Seattle has everything to attract espionage interests from Russia, or any number of other countries, he said.

“Think about it. There’s Boeing, which runs all kinds of black operations,” said Mandigo, referring to the giant defense contractor’s secret work with the Pentagon. “There’s the University of Washington, which gets all kinds of government contracts. There’s Microsoft. There’s proximity from a military point of view, particularly Bangor.”

Naval Base Kitsap, near Bremerton, includes the submarine base at Bangor, home to the West Coast fleet of Trident submarines, part of America’s triad of land-, air- and sea-based nuclear arsenal. It’s estimated that within the past decade, up to a quarter of the country’s nearly 10,000 nuclear weapons have been stored there.

One source for the Task and Purpose piece who is involved with the  CI Centre, a counterintelligence training and education center, estimates that as much as a third of Russian consulate employees may be involved in covert intelligence work.

While no specific incidents of spying were mentioned by the Trump administration when they announced the expulsion of the Russian agents and the closing of the consulate Monday, they noted that the move was part of a longer term strategy of “degrading” the Russian ability to engage in espionage.

Task and Purpose notes that Russian espionage interests on the West Coast is anything but new, dating back for decades and predating the opening of the Seattle consulate opening by years.
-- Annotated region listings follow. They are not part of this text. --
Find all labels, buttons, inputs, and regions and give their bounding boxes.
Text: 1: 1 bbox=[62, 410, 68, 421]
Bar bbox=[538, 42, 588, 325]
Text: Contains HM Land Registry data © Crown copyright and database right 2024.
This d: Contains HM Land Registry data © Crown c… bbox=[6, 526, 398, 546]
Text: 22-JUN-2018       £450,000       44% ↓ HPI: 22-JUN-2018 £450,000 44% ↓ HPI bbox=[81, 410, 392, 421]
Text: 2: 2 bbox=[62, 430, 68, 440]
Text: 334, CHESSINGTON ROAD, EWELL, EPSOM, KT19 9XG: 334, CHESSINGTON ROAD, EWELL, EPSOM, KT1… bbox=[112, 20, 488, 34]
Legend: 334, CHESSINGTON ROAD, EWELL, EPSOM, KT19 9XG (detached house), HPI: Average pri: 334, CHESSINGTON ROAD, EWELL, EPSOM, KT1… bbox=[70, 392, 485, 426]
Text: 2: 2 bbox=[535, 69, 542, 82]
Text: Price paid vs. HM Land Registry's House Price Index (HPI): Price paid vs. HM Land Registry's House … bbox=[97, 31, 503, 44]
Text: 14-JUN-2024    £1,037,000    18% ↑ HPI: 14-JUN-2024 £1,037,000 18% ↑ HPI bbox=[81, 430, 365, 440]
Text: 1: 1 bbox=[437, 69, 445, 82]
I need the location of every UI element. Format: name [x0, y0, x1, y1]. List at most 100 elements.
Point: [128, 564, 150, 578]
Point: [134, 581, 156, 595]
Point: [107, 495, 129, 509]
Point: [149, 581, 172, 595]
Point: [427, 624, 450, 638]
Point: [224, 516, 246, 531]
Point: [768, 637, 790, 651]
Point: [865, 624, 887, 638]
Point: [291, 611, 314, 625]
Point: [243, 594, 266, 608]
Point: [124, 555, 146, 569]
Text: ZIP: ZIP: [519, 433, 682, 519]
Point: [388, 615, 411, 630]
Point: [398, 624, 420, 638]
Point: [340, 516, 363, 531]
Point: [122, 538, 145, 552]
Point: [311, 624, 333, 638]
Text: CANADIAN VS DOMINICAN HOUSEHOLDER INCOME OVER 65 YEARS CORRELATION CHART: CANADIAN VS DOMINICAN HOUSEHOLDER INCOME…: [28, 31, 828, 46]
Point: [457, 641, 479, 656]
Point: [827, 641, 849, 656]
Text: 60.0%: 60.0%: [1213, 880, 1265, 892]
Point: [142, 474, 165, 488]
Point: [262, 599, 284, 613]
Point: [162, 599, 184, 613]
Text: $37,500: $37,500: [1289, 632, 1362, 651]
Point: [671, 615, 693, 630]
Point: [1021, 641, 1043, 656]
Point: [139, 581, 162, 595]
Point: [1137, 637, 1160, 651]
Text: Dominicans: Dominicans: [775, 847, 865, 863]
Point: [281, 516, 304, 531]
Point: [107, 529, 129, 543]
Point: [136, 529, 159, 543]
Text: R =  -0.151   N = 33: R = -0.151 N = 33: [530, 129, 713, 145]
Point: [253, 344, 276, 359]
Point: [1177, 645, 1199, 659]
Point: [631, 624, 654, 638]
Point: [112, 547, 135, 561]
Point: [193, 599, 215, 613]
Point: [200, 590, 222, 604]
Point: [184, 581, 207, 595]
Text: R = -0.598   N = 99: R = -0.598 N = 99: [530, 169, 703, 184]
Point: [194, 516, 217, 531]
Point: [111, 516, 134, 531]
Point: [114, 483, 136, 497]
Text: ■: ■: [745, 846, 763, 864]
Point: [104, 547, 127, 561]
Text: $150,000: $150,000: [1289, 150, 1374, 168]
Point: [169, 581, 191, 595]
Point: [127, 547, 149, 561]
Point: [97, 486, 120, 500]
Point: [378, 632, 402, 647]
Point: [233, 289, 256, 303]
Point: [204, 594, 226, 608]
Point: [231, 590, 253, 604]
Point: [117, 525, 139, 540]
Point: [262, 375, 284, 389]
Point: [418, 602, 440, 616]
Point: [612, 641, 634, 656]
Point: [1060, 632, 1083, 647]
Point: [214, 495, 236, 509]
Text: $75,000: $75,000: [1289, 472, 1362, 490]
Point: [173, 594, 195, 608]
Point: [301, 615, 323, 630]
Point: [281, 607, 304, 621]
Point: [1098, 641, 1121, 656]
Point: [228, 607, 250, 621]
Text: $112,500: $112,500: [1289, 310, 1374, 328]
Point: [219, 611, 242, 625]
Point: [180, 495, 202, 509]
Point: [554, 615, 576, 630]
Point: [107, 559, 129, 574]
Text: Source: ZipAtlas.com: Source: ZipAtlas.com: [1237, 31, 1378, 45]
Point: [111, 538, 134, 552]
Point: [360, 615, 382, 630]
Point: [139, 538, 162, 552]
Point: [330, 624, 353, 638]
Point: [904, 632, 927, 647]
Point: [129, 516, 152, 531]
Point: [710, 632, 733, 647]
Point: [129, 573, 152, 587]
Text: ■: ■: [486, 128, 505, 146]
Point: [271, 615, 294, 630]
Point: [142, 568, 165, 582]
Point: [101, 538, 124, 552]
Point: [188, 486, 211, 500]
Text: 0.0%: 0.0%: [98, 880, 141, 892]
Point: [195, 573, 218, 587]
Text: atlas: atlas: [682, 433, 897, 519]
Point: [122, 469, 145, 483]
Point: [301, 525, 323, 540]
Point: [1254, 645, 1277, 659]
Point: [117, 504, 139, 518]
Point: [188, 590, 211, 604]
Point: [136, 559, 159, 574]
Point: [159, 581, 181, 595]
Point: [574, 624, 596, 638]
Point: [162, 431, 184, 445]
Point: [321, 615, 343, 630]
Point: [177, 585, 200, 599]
In 1987, even amid the glasnost thaw, the Seattle Post-Intelligencer broke a story that Soviet submarines — using intelligence garnered from the spy ring formed by John Walker — had penetrated the Strait of Juan de Fuca through the 1980s. Walker served many years in the U.S. Navy, and the leaked information helped Russians slip past U.S. anti-sub defenses.

A decade later, in 1998, Jack Daly, then a Navy lieutenant and intelligence officer, was dispatched on a Canadian helicopter to take surveillance photographs of a Russian cargo ship in the Strait of Juan de Fuca that was suspected of spying on the Trident submarines. He says the ship fired a laser that singed his retinas. He sued in U.S. District Court over the laser attack and his injury, but in 2002, a jury rejected his claim.

Framing all of this real-life U.S.-Russia espionage and counter-espionage is the popularity of the FX series “The Americans”, which has reportedly taken cues for its final season, which began Wednesday, from real-life Cold War behavior between the two nations prior to the fall of the Berlin Wall.

In “Dead Hand,” Elizabeth (Keri Russell) is sent on a covert mission to Mexico City, where she is informed of the real-life Dead Hand, the doomsday machine engineered by Russians to automatically fire its nuclear arsenal if Russian military commanders were wiped out during the Cold War. The computerized system is such a consequential secret that Elizabeth is commanded to keep the intel from husband Philip (Matthew Rhys) and given a suicide pill in the event that she is arrested. But just how frightening was this system?

When an expert on the Russian military reported the existence of the machine in 1993, The New York Times described it as a “chilling” system that “would seem to bring to life one of the darkest fears of the nuclear era—that machines could instigate a nuclear holocaust.” William E. Odom, the former head of the National Security Agency, commented that Dead Hand—if it did really exist—would be “a machine out of control.”

Life imitates art imitating life. And so on.